At Oregon Health & Science University in Portland, scientists have uncovered a hidden survival mechanism that explains why some of the deadliest cancers resist the very treatments designed to destroy them. Researchers discovered that the MYC protein—already known for fueling tumor growth—performs an unexpected second job: it actively repairs DNA damage caused by chemotherapy, allowing cancer cells to bounce back from treatments that should kill them.

The finding, published in Genes & Development, reveals a previously misunderstood facet of one of cancer's most notorious proteins. For decades, scientists have known that MYC goes haywire in most human cancers, but Rosalie Sears, Ph.D., and her team at OHSU's Brenden-Colson Center for Pancreatic Care, discovered that when DNA breaks from chemotherapy or rapid tumor growth, a modified form of MYC physically travels to the damage site and recruits the proteins needed to repair it. This process allows tumor cells to survive conditions that would otherwise destroy them.

"MYC isn't just helping cancer cells grow—it's also helping them survive some of the very treatments designed to kill them," explained Sears, senior author of the research. Gabriel Cohn, Ph.D., the study's first author, found that cells containing this active form of MYC repaired DNA damage more efficiently and were more likely to survive stressful conditions, including exposure to chemotherapy.

The implications are particularly stark for pancreatic cancer, one of the deadliest malignancies.
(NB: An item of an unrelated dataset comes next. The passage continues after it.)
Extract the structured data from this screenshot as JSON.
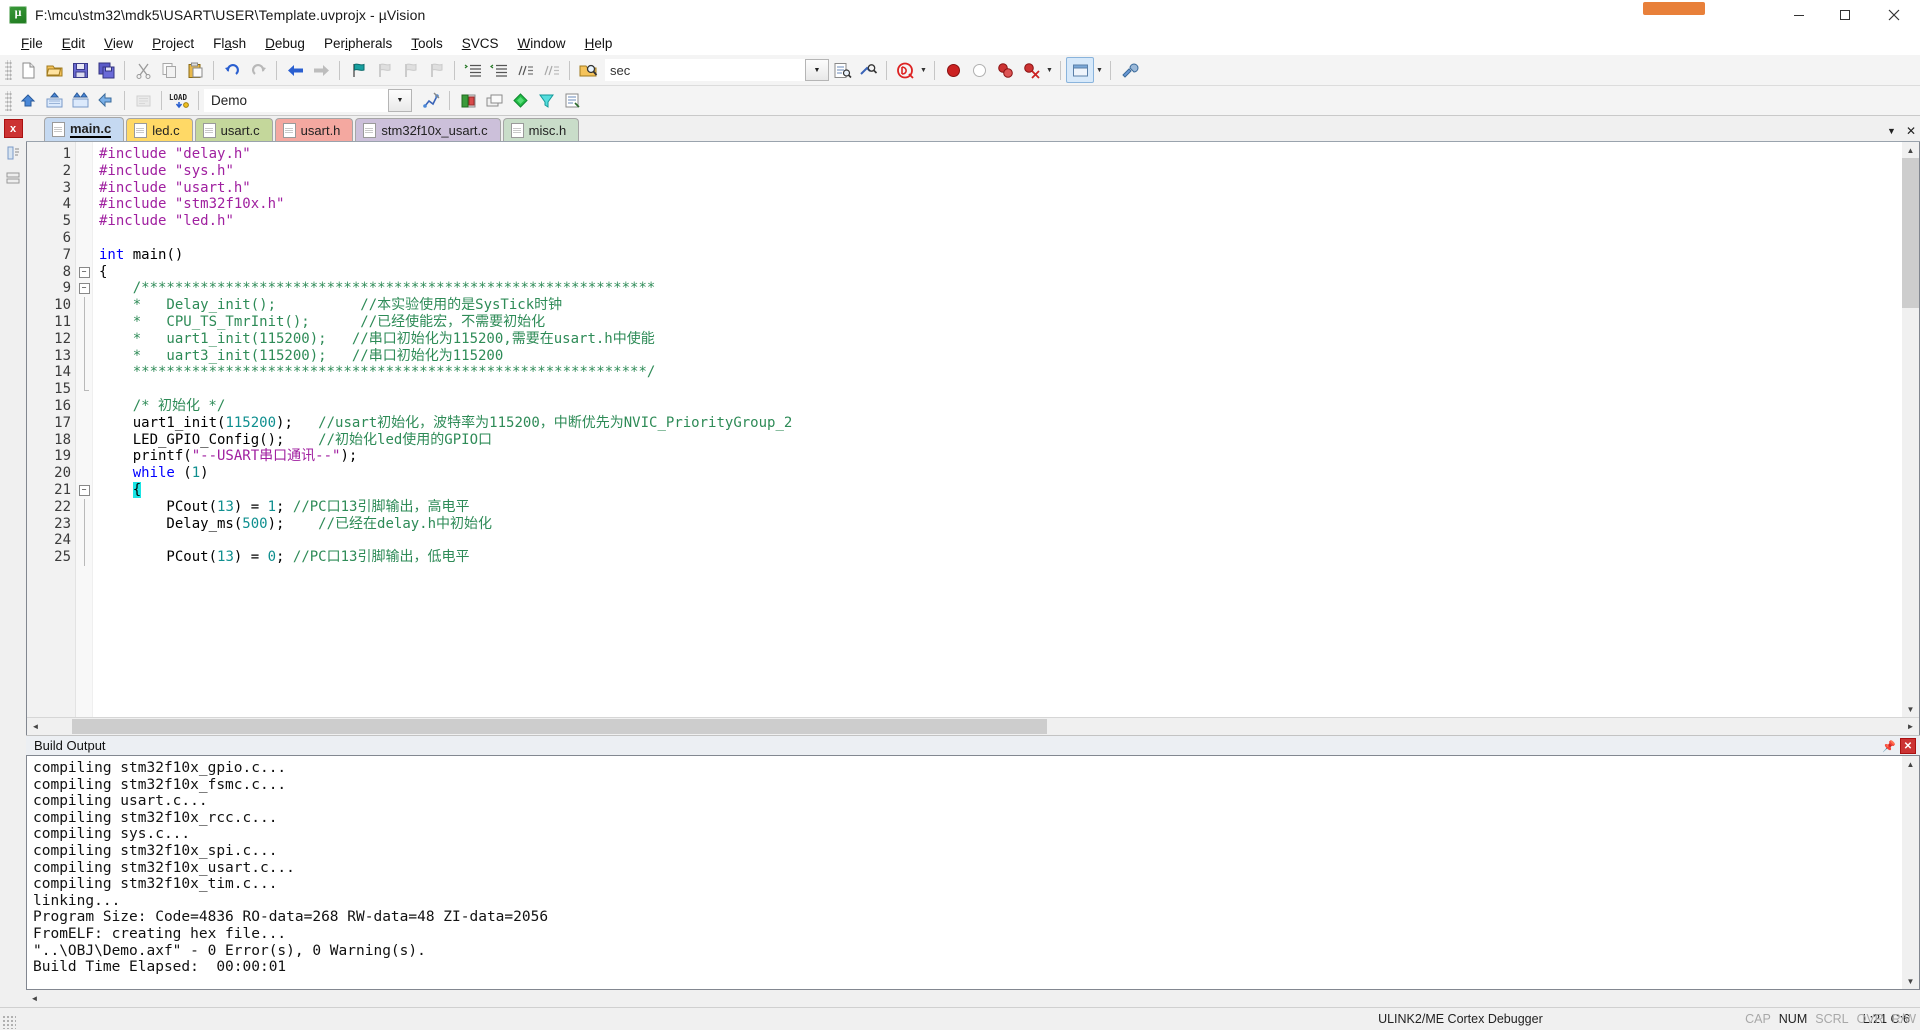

Using tumor data and pancreatic cancer cells derived from patients, researchers found that cancers with high MYC activity showed increased DNA repair activity and were associated with worse patient outcomes. In pancreatic tumors, which experience extreme stress from rapid growth, poor blood supply, and aggressive treatment, MYC appears to function as a cellular escape hatch. These tumors can withstand the DNA-damaging assault of chemotherapy and radiation precisely because they're repairing damage faster than the treatments can inflict it.

For cancer therapy, this creates a paradox. Many chemotherapy drugs and radiation treatments work by overwhelming tumor cells with DNA damage beyond their capacity to repair. But when a cancer cell is exceptionally skilled at fixing that damage—as MYC-driven cancers are—it survives treatment and continues growing. Understanding this mechanism opens a new door for intervention.

The real excitement lies ahead. MYC has long been considered "undruggable" because its structure makes it difficult for drugs to bind safely without harming healthy cells. But MYC's newly revealed role in DNA repair may provide a more precise target. Sears and her team believe that interfering specifically with MYC's repair function—while leaving its other roles intact in healthy cells—could make cancer cells far more vulnerable to treatment. "If we can interfere with MYC's role in DNA repair without shutting down everything MYC does in healthy cells, we may be able to make cancer cells more vulnerable to treatment," Sears said.

OHSU researchers are already testing this theory. A window-of-opportunity trial is underway in which patients with advanced pancreatic cancer receive a drug called OMO-103, a first-in-class MYC inhibitor. Biopsies taken before and after treatment will help researchers understand how blocking MYC changes real tumors in living patients. The study, supported by the National Cancer Institute, represents a pivotal moment: transforming MYC from an undruggable villain into a tractable target. If successful, this approach could reshape how doctors treat some of cancer's most aggressive forms.